Pourra-t-on un jour examiner deux éléments de connaissance des abus sexuels de
façon complémentaire, calmement, professionnellement, hors des conflits de personnes, d’école ou d’intérêt ? Pourra-t-on enfin débattre de problèmes aussi graves
en faisant taire les passions, les idéologies dans le seul intérêt des enfants ? Car
enfin, tout le monde a raison !
Oui, les abus sexuels faits aux enfants existent, ils sont nombreux et graves. Les
connaissances sur leur incidence, leurs effets, les facteurs de risque, la nature du
traumatisme, les interventions auprès des victimes et de leur environnement se
multiplient. Aujourd’hui, cette réalité est prise en compte socialement et politiquement, la législation s’est renforcée et le retour au silence est maintenant exclu.
Oui, et en même temps les recherches et l’observation clinique nous montrent aussi
que les fausses allégations existent et que l’acharnement thérapeutique, social ou
judiciaire peut constituer une surviolence faite à l’enfant, voire une victimisation
secondaire. Pour associer ces deux éléments de connaissance et non pas pour les
opposer, observons plutôt en quelques questions élémentaires la réalité des moyens
d’intervention auprès des enfants victimes aujourd’hui.
- Combien de signalements annuels, d’abus sexuels avérés ou «présumés» ? à
l’ASE ? à la Justice ?
- Combien de «non lieux» ou de «sans suite» ?
-
Combien de mois d’instruction avant un jugement ?
Combien de psychothérapeutes compétents disponibles et gratuits ?
-
Combien de centres d’accueil, d’expertise et de traitement des victimes ?
-
Combien d’évaluations qualitatives des parcours d’enfants rentrés et restés
plusieurs années dans un système de «protection» ?
- Combien d’équipements à Paris et combien en province ?
Nombreux sont les magistrats, les thérapeutes, les travailleurs sociaux qui prennent
la mesure du décalage entre l’idéal thérapeutique à atteindre, et la réalité des compétences professionnelles.

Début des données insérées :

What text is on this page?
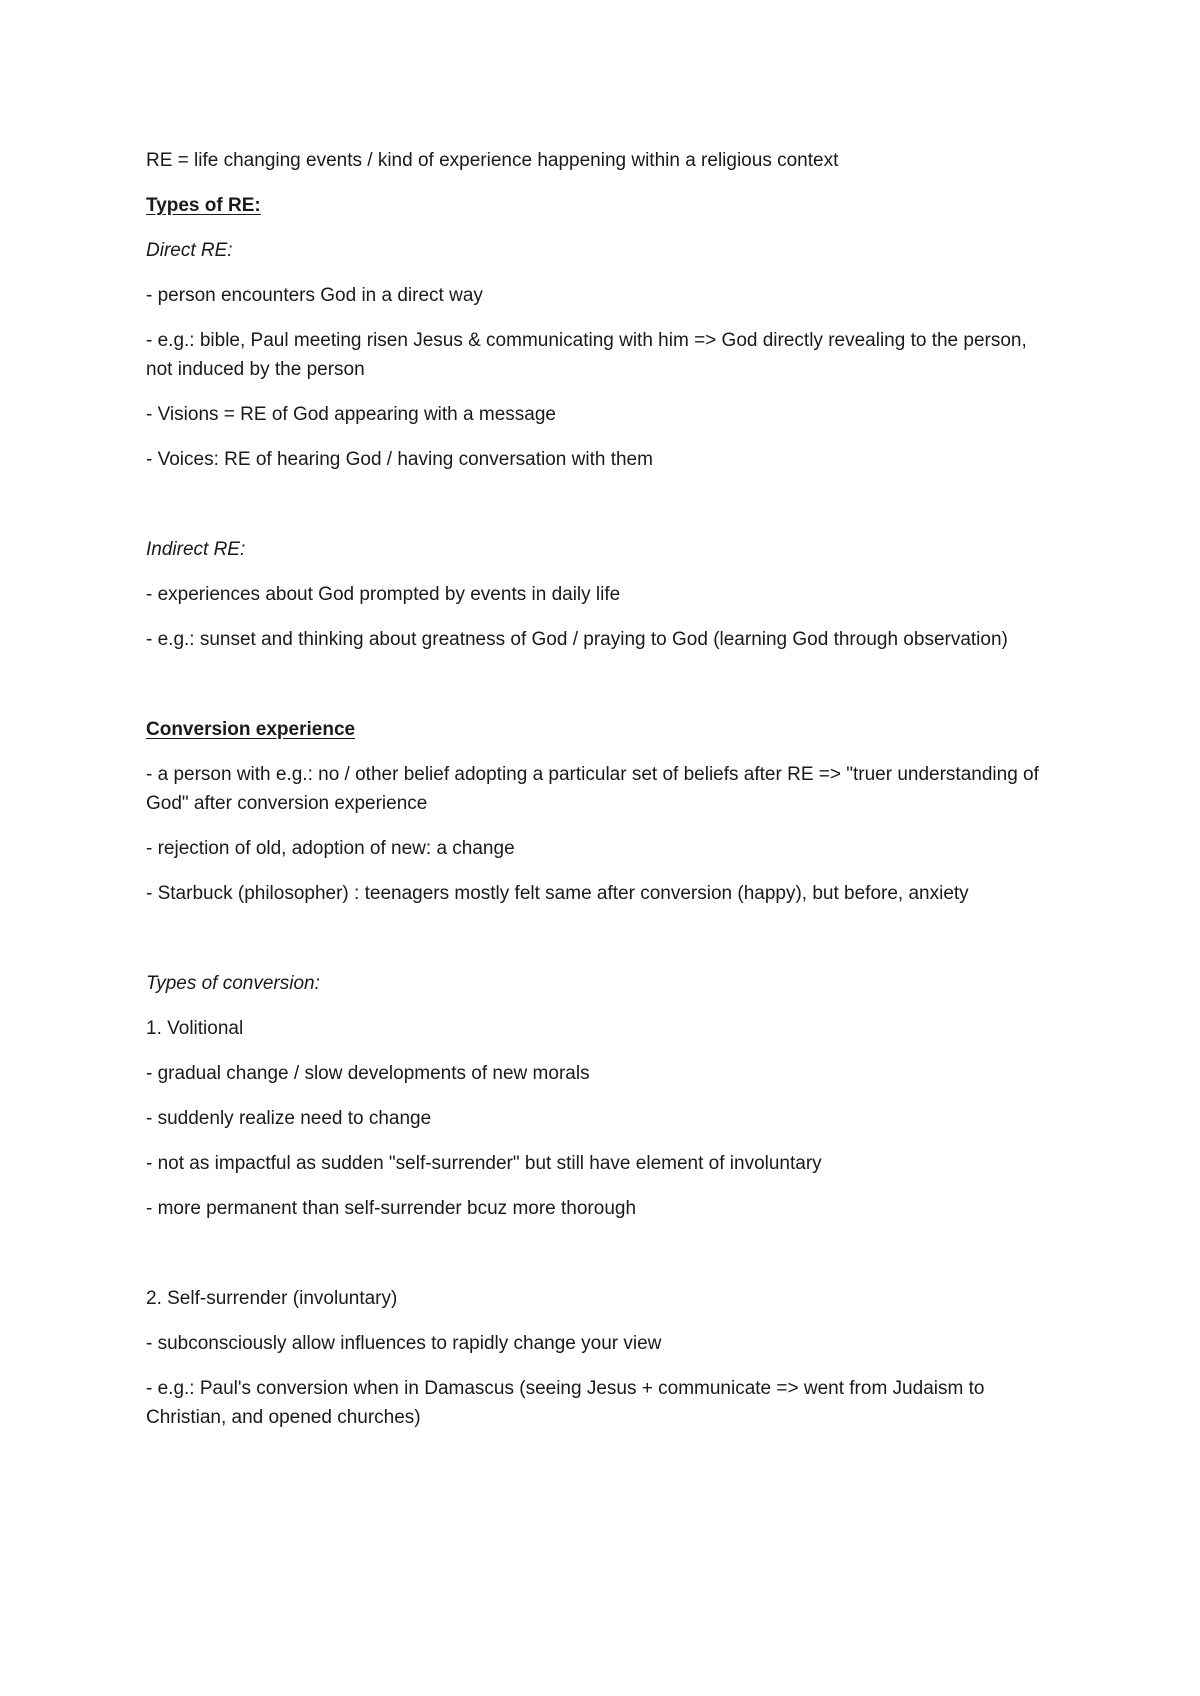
RE = life changing events / kind of experience happening within a religious context

Types of RE:

Direct RE:

- person encounters God in a direct way

- e.g.: bible, Paul meeting risen Jesus & communicating with him => God directly revealing to the person, not induced by the person

- Visions = RE of God appearing with a message

- Voices: RE of hearing God / having conversation with them

Indirect RE:

- experiences about God prompted by events in daily life

- e.g.: sunset and thinking about greatness of God / praying to God (learning God through observation)

Conversion experience

- a person with e.g.: no / other belief adopting a particular set of beliefs after RE => "truer understanding of God" after conversion experience

- rejection of old, adoption of new: a change

- Starbuck (philosopher) : teenagers mostly felt same after conversion (happy), but before, anxiety

Types of conversion:

1. Volitional

- gradual change / slow developments of new morals

- suddenly realize need to change

- not as impactful as sudden "self-surrender" but still have element of involuntary

- more permanent than self-surrender bcuz more thorough

2. Self-surrender (involuntary)

- subconsciously allow influences to rapidly change your view

- e.g.: Paul's conversion when in Damascus (seeing Jesus + communicate => went from Judaism to Christian, and opened churches)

Ils ne nient pas les abus sexuels, mais ils sont réalistes et
savent que le nombre de thérapeutes capables et gratuits est très largement insuffisant, que la désignation d’un statut de victime est plus incantatoire que thérapeutique... Après dix ans de pratiques, d’observation et de réflexion, ils savent surtout
que la bonne pratique doit se fonder sur le caractère unique de l’enfant et sur les
circonstances particulières de la survenue de l’abus. Ils savent aussi que face à
l’abus, les positions contre transférentielles sont inévitables car l’enfant violenté
inflige à tous les intervenants une attaque de leurs valeurs individuelles, familiales,
sociales, tout autant que de leur déterminisme professionnel.
Alors oui, cultivons le doute, cessons ces joutes intellectuelles déconnectées de la
réalité, oeuvrons ensemble pour améliorer précisément cette réalité, entreprenons
également des études au long cours sur les conséquences des dispositions prises,
cessons de croire que des orientations législatives dégagent ipso facto des moyens
supplémentaires et des pratiques de meilleure qualité.

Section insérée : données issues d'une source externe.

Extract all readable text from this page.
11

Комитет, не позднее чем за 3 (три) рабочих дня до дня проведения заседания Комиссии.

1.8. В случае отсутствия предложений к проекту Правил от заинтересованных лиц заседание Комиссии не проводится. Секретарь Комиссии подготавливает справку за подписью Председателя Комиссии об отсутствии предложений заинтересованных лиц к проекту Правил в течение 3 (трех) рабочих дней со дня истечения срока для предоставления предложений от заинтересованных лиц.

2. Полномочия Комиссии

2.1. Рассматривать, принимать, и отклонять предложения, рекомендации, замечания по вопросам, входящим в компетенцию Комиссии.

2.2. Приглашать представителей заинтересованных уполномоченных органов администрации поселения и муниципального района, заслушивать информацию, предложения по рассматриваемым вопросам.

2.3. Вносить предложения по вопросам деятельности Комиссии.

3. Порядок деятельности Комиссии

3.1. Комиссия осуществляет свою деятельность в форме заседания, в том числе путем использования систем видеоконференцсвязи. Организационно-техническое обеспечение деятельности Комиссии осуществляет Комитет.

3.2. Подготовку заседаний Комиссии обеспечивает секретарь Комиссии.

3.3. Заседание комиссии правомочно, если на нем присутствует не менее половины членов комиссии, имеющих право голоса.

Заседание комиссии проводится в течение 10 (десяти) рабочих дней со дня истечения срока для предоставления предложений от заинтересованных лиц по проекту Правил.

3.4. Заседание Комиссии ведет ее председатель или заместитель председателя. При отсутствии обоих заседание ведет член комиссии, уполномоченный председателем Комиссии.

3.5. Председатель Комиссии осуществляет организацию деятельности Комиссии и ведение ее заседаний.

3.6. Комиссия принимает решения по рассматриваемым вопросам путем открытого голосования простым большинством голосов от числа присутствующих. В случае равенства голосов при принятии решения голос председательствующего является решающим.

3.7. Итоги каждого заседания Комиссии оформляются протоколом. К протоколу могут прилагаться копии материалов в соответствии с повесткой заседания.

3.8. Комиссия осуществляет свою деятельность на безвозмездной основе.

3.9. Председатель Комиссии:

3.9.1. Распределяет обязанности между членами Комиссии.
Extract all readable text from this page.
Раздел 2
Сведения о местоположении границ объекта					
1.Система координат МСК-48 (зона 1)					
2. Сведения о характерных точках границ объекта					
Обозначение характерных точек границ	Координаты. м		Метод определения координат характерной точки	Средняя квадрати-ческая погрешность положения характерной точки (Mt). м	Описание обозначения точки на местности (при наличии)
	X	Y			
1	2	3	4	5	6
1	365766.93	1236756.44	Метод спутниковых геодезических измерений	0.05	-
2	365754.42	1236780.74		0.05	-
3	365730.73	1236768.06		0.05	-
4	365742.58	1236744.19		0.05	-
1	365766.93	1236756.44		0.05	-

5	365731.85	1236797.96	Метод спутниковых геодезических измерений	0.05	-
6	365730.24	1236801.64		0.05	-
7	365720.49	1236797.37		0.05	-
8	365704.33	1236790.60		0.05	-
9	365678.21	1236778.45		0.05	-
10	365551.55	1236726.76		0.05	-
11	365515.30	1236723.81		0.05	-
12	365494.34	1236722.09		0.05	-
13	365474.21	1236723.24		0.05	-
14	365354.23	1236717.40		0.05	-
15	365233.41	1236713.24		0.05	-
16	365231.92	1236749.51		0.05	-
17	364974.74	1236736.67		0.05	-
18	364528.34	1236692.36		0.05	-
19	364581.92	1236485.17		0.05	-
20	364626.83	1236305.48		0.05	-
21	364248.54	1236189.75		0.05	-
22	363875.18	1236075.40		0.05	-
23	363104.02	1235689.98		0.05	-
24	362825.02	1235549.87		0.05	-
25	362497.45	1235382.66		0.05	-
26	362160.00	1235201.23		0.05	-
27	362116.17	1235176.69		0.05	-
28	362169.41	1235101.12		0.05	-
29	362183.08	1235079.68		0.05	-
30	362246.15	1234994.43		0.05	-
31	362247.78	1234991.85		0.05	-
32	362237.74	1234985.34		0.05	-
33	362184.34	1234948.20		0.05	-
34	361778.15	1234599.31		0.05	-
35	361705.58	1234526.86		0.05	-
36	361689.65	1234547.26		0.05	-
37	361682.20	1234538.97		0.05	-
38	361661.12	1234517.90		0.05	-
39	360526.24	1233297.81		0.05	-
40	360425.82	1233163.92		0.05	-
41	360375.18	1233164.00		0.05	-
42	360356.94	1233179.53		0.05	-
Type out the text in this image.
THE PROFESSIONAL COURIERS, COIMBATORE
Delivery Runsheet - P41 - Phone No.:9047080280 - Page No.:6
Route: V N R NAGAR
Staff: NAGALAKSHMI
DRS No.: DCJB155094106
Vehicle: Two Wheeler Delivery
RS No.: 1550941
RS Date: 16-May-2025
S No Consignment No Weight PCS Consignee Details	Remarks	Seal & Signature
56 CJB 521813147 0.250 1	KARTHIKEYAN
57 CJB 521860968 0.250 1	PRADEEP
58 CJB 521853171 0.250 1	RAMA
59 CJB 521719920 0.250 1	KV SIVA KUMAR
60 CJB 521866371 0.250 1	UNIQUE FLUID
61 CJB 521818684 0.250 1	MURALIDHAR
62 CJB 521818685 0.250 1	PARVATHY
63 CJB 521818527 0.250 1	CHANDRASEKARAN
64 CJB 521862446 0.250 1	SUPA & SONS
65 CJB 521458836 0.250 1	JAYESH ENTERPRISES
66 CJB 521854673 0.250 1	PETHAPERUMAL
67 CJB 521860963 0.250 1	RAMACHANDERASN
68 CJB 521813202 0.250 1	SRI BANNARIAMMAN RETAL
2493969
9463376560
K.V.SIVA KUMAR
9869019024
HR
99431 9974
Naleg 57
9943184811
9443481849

Chacun a raison : d’une part de nombreux enfants sont gravement abusés sexuellement mais d’autre part nos moyens et nos pratiques ne sont pas à la hauteur des
besoins. Reste que l’abus étant objectivement reconnu et pénalement sanctionné,
nous n’avons pas aujourd’hui le recul nécessaire pour prédire le destin d’un enfant
qui a vécu ce traumatisme, qu’il soit l’objet d’une psychothérapie, d’un placement
ou pas.
Plutôt que des anathèmes, engageons ensemble d’authentiques recherches.